Postwar synagogue designs are examples of how prominent architects embraced these changes to express American values of freedom of religion, tolerance and democracy, she said.
Among the first synagogues to reflect these changes was the [B’Nai Amoona] (http://www.builtstlouis.net/mod/mod17.html) , designed by [Eric Mendelsohn] (http://www.architectureweek.com/2001/0124/culture_1-1.html) , an influential Modernist architect who emigrated to England from Germany in 1933 amid growing anti-Semitism, then moved to the U.S. in 1941.

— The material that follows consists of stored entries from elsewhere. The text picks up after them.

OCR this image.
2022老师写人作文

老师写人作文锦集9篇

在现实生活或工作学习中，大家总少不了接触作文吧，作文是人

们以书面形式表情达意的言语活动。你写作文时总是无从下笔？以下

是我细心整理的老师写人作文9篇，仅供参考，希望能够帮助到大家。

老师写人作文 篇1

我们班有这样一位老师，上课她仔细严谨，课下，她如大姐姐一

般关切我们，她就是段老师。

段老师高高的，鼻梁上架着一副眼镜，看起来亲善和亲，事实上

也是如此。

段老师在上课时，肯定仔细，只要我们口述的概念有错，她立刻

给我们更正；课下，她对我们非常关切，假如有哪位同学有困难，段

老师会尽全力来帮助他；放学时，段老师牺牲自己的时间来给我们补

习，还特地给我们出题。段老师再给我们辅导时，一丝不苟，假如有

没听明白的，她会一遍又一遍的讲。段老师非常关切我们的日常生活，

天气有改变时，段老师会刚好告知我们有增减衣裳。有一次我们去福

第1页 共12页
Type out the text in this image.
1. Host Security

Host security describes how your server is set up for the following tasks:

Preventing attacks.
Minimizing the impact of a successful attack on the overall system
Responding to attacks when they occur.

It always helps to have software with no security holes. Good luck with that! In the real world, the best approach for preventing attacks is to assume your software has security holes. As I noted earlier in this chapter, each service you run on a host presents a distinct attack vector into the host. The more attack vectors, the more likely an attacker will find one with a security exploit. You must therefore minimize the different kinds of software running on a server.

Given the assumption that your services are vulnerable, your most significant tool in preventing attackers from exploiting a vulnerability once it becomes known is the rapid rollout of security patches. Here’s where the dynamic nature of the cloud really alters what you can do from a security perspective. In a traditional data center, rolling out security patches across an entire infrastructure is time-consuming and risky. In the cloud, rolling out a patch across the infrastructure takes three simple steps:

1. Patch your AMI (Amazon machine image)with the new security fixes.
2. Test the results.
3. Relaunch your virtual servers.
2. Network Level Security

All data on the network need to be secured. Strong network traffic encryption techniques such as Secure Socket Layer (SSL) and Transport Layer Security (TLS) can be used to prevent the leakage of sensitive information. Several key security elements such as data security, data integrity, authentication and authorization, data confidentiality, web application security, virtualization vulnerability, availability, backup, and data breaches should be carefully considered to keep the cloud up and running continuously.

The design of the St. Louis synagogue, built in 1950, was a sweeping architectural statement, wrote Ivy Schroeder in a Riverfront Times [article] (http://www.riverfronttimes.com/2000-10-11/culture/architect-of-form-and-spirit-eric-mendelsohn/) .
“It leaves traditional synagogue forms behind and dispenses with standard architectural ornament in favor of startlingly spare, Modern lines,” she said. “Mendelsohn's radical design infuses the synagogue form with a new spirit; it acknowledges the past while forging insistently forward.”
Influenced by Mendelsohn, said Geva, other prominent architects, including Frank Lloyd Wright, Philip Johnson, Walter Gropius, Louis Kahn, Marcel Breuer and Minoru Yamasaki ventured to bridge modernism and Judaism in their design of the American synagogue, while linking their designs to the American landscape and values.
“These attempts continued during the 1960s, where modernist architects expressed spirituality, community, traditional values, and transformation in their design of the modern synagogue,” she said.
Geva said her study will add a new dimension to former studies that centered on the socioeconomic status and cultural traditions of Jewish congregations.